Teachers Open Schools Hungry as PTUZ Slams Salary Delays
By Advent Shoko
As Zimbabwean schools open for the first term on 13 January, teachers are returning to classrooms with empty pockets, low morale and growing anger, and the Progressive Teachers Union of Zimbabwe (PTUZ) says this is no accident.
In a hard-hitting opening-of-schools statement dated 12 January, PTUZ president Dr Takavafira M. Zhou accused the government of deliberately delaying action on teachers’ salaries and conditions of service, despite months of petitions, parliamentary lobbying and appeals to the Office of the President.
According to PTUZ, 2025 was a “precipitous year” marked by worsening teacher welfare, deepening poverty and sustained neglect of educators who manage what the union calls the nation’s most valuable asset, its children.

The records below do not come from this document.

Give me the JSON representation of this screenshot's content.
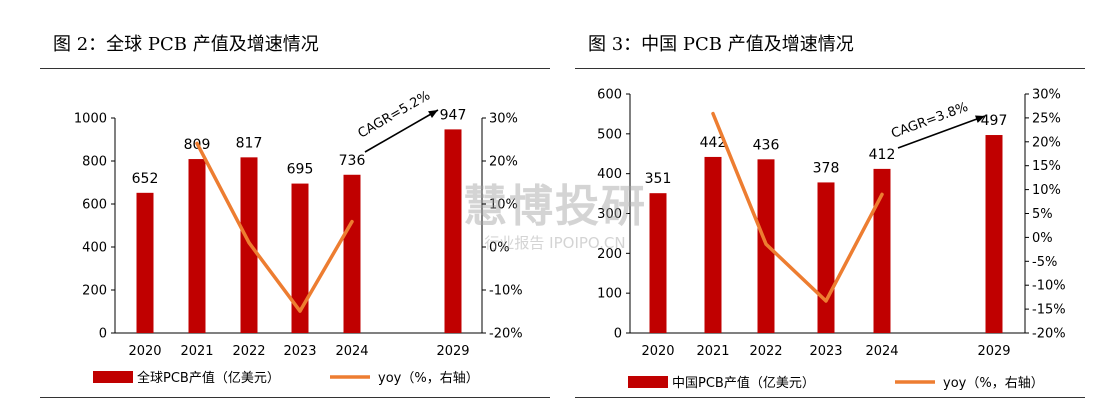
{
  "watermark": {
    "main": "慧博投研",
    "sub": "行业报告 IPOIPO.CN"
  },
  "chart_data": [
    {
      "type": "bar",
      "title": "图 2：全球 PCB 产值及增速情况",
      "categories": [
        "2020",
        "2021",
        "2022",
        "2023",
        "2024",
        "2029"
      ],
      "series": [
        {
          "name": "全球PCB产值（亿美元）",
          "type": "bar",
          "axis": "left",
          "values": [
            652,
            809,
            817,
            695,
            736,
            947
          ]
        },
        {
          "name": "yoy（%，右轴）",
          "type": "line",
          "axis": "right",
          "values": [
            null,
            24.1,
            1.0,
            -14.9,
            5.9,
            null
          ]
        }
      ],
      "y_left": {
        "min": 0,
        "max": 1000,
        "ticks": [
          "0",
          "200",
          "400",
          "600",
          "800",
          "1000"
        ]
      },
      "y_right": {
        "min": -20,
        "max": 30,
        "ticks": [
          "-20%",
          "-10%",
          "0%",
          "10%",
          "20%",
          "30%"
        ]
      },
      "annotation": "CAGR=5.2%",
      "colors": {
        "bar": "#C00000",
        "line": "#ED7D31"
      },
      "grid": false,
      "legend": "bottom"
    },
    {
      "type": "bar",
      "title": "图 3：中国 PCB 产值及增速情况",
      "categories": [
        "2020",
        "2021",
        "2022",
        "2023",
        "2024",
        "2029"
      ],
      "series": [
        {
          "name": "中国PCB产值（亿美元）",
          "type": "bar",
          "axis": "left",
          "values": [
            351,
            442,
            436,
            378,
            412,
            497
          ]
        },
        {
          "name": "yoy（%，右轴）",
          "type": "line",
          "axis": "right",
          "values": [
            null,
            25.9,
            -1.4,
            -13.3,
            9.0,
            null
          ]
        }
      ],
      "y_left": {
        "min": 0,
        "max": 600,
        "ticks": [
          "0",
          "100",
          "200",
          "300",
          "400",
          "500",
          "600"
        ]
      },
      "y_right": {
        "min": -20,
        "max": 30,
        "ticks": [
          "-20%",
          "-15%",
          "-10%",
          "-5%",
          "0%",
          "5%",
          "10%",
          "15%",
          "20%",
          "25%",
          "30%"
        ]
      },
      "annotation": "CAGR=3.8%",
      "colors": {
        "bar": "#C00000",
        "line": "#ED7D31"
      },
      "grid": false,
      "legend": "bottom"
    }
  ]
}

Yet, as schools reopen, there is still no clear, time-framed intervention to address low pay and deteriorating working conditions.
At the centre of the dispute is Finance Minister Prof Mthuli Ncube’s position that any salary adjustment must wait for a job evaluation exercise. PTUZ views this process with deep suspicion, warning it could be a stalling tactic designed to offer false hope while prolonging teachers’ suffering.
The union also took aim at Primary and Secondary Education Minister Dr Torerai Moyo, accusing him of focusing on “trivialities” such as increased supervision and personal monitoring of schools, instead of tackling structural crises rocking the education sector. PTUZ argues that issues like massive brain drain, a shrinking education budget, currently pegged at 16.3 percent of total government expenditure, high dropout rates, ballooning teacher-pupil ratios and shortages of learning materials under the Heritage-Based Curriculum demand far more urgent attention.
Beyond salaries, PTUZ says government has consistently undermined social dialogue, opting for procrastination and empty promises instead of meaningful collective bargaining that promotes industrial harmony and productivity.
As part of its opening-term stance, PTUZ has issued an extensive list of demands, including a cost-of-living adjustment, a minimum basic salary of US$540, rural and hardship allowances set at 30 percent, realistic transport and housing allowances, and an increase in education allowance to US$100. The union is also pushing for the hiring of more than 15 000 teachers in 2026, an end to arbitrary transfers, and the establishment of a robust collective bargaining framework anchored in Section 65 of the Constitution.
Perhaps most striking is the union’s increasingly militant tone. While engagement remains its preferred route, PTUZ openly warns that industrial action is now firmly on the table. The union argues that a professional group unwilling to fight for its rights will never be taken seriously, adding that radicalisation in defence of dignity and survival “is no vice”.
As classrooms reopen, the standoff exposes a deeper governance challenge: how long can an education system function when those who sustain it are trapped in poverty? For PTUZ, the answer is clear, without urgent intervention, unity across unions and decisive action, the crisis will only deepen.